Tuesday, March 13, 2012

Making the right connections

COOPERATIVE ventures are increasing at a rapid rate for many good reasons. They reflect the tremendous need to reduce costs without reducing revenues, the improved efficiencies of providing customers with more varied, higher quality product lines, and greater flexibility to achieve recycling goals. And most important to the surge in cooperative ventures is simply that today there are more potential "cooperators" in the public and private sector who are ready and able to participate.

Two regional solid waste authorities in Iowa - Great River in Fort Madison and Bluestem in Cedar Rapids, illustrate the process and benefits. As a result of a contractual arrangement, materials which are diverted, processed and bagged at their respective landfills -- including wood mulch, yard trimmings compost, biosolids/papermill sludge compost - are reaching the retail market. "We now can offer retailers a `full service' line of mulch, topsoil and humus products. We save money on purchasing bags and share costs of a full-time marketing person," says Randy Hartman, director of Great River. (Hartman and Dave Hogan of Bluestem will describe the arrangement at the BioCycle Midwest Conference November 20 - 22 in Des Moines.)

Another example was initiated last month when the California Department of Transportation (Caltrans) and the California Integrated Waste Management Board entered into an interagency agreement to research and provide demonstration projects for use of compost and cocompost (biosolids) in erosion control applications. "We believe there is tremendous potential for using recycled organic materials in erosion control, revegetation and landscape projects. Caltrans will soon issue a Request for Proposal to public and private entities for this project," notes John Haynes, the state's Transportation Erosion Specialist.

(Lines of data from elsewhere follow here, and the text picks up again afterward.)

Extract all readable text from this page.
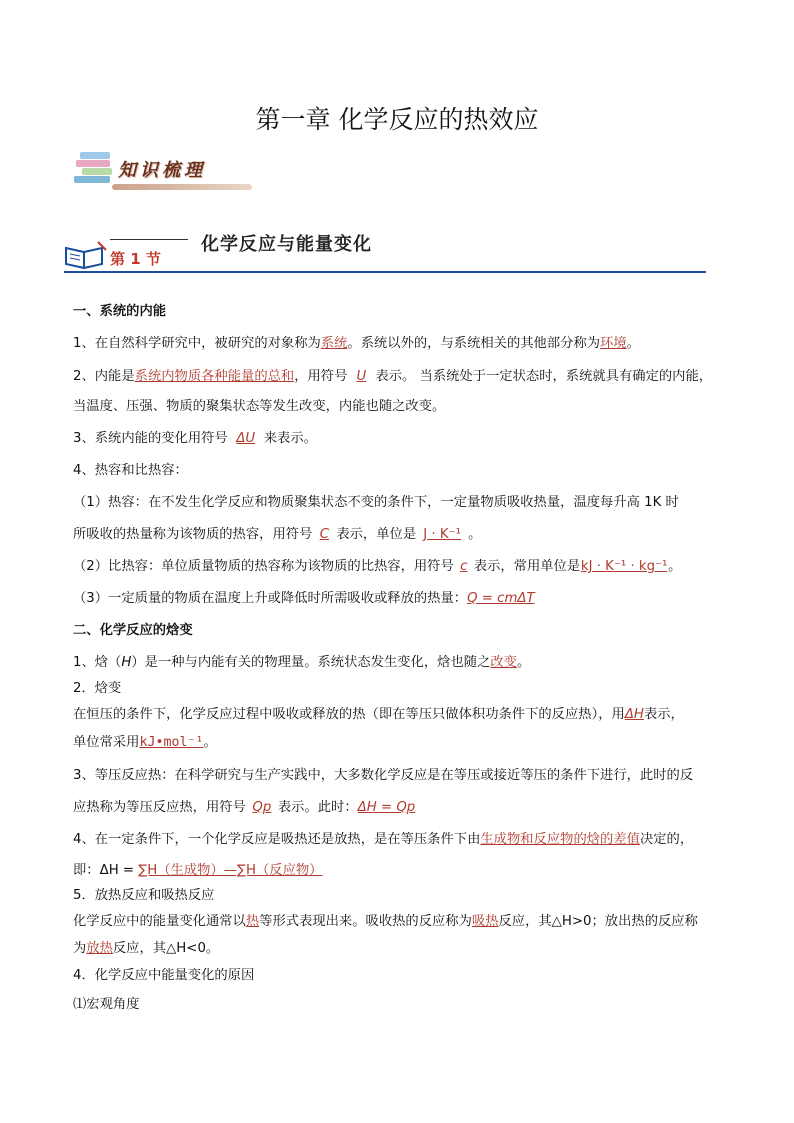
第一章 化学反应的热效应
知识梳理
第 1 节
化学反应与能量变化
一、系统的内能
1、在自然科学研究中，被研究的对象称为系统。系统以外的，与系统相关的其他部分称为环境。
2、内能是系统内物质各种能量的总和，用符号 U 表示。 当系统处于一定状态时，系统就具有确定的内能，
当温度、压强、物质的聚集状态等发生改变，内能也随之改变。
3、系统内能的变化用符号 ΔU 来表示。
4、热容和比热容：
（1）热容：在不发生化学反应和物质聚集状态不变的条件下，一定量物质吸收热量，温度每升高 1K 时
所吸收的热量称为该物质的热容，用符号 C 表示，单位是 J · K⁻¹ 。
（2）比热容：单位质量物质的热容称为该物质的比热容，用符号 c 表示，常用单位是kJ · K⁻¹ · kg⁻¹。
（3）一定质量的物质在温度上升或降低时所需吸收或释放的热量：Q = cmΔT
二、化学反应的焓变
1、焓（H）是一种与内能有关的物理量。系统状态发生变化，焓也随之改变。
2．焓变
在恒压的条件下，化学反应过程中吸收或释放的热（即在等压只做体积功条件下的反应热），用ΔH表示，
单位常采用kJ•mol⁻¹。
3、等压反应热：在科学研究与生产实践中，大多数化学反应是在等压或接近等压的条件下进行，此时的反
应热称为等压反应热，用符号 Qp 表示。此时：ΔH = Qp
4、在一定条件下，一个化学反应是吸热还是放热，是在等压条件下由生成物和反应物的焓的差值决定的，
即：ΔH = ∑H（生成物）—∑H（反应物）
5．放热反应和吸热反应
化学反应中的能量变化通常以热等形式表现出来。吸收热的反应称为吸热反应，其△H>0；放出热的反应称
为放热反应，其△H<0。
4．化学反应中能量变化的原因
⑴宏观角度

Another interagency agreement which also occurred in August - this one at the federal level -- involved the EPA's Office of Wastewater and Enforcement and the USDA's Agricultural Research Service. The goal is to launch a cooperative effort to promote "holistic management of recyclable organic and inorganic resources." The Agreement provides for a series of activities "that will foster and improve sustainable use of these by-products in agriculture and to maximize beneficial impacts of their use in watersheds," explains John Walker of the EPA. As you read this issue of BioCycle, you'll find many other private-public and private-private examples of how the right connections are being made. A company called Biofine, Inc. is building a new plant in Glens Falls, New York to process papermill sludge into a marketable product, the result of an initiative by the state's Energy Research and Development Authority. A new EcoComplex in New Jersey -whose partners include public and private agencies, a county and NASA -hopes to spawn commercial ventures in plastics recycling, food processing residuals recovery and bioremediation.

As related in last month's editorial about organics and materials recycling in Maine, success comes from "finding the common ground among diverse participants - to work through areas of conflict and find the win-win solutions." As the right connections are aggressively achieved, recyclers and composters will be savoring those win-win deals.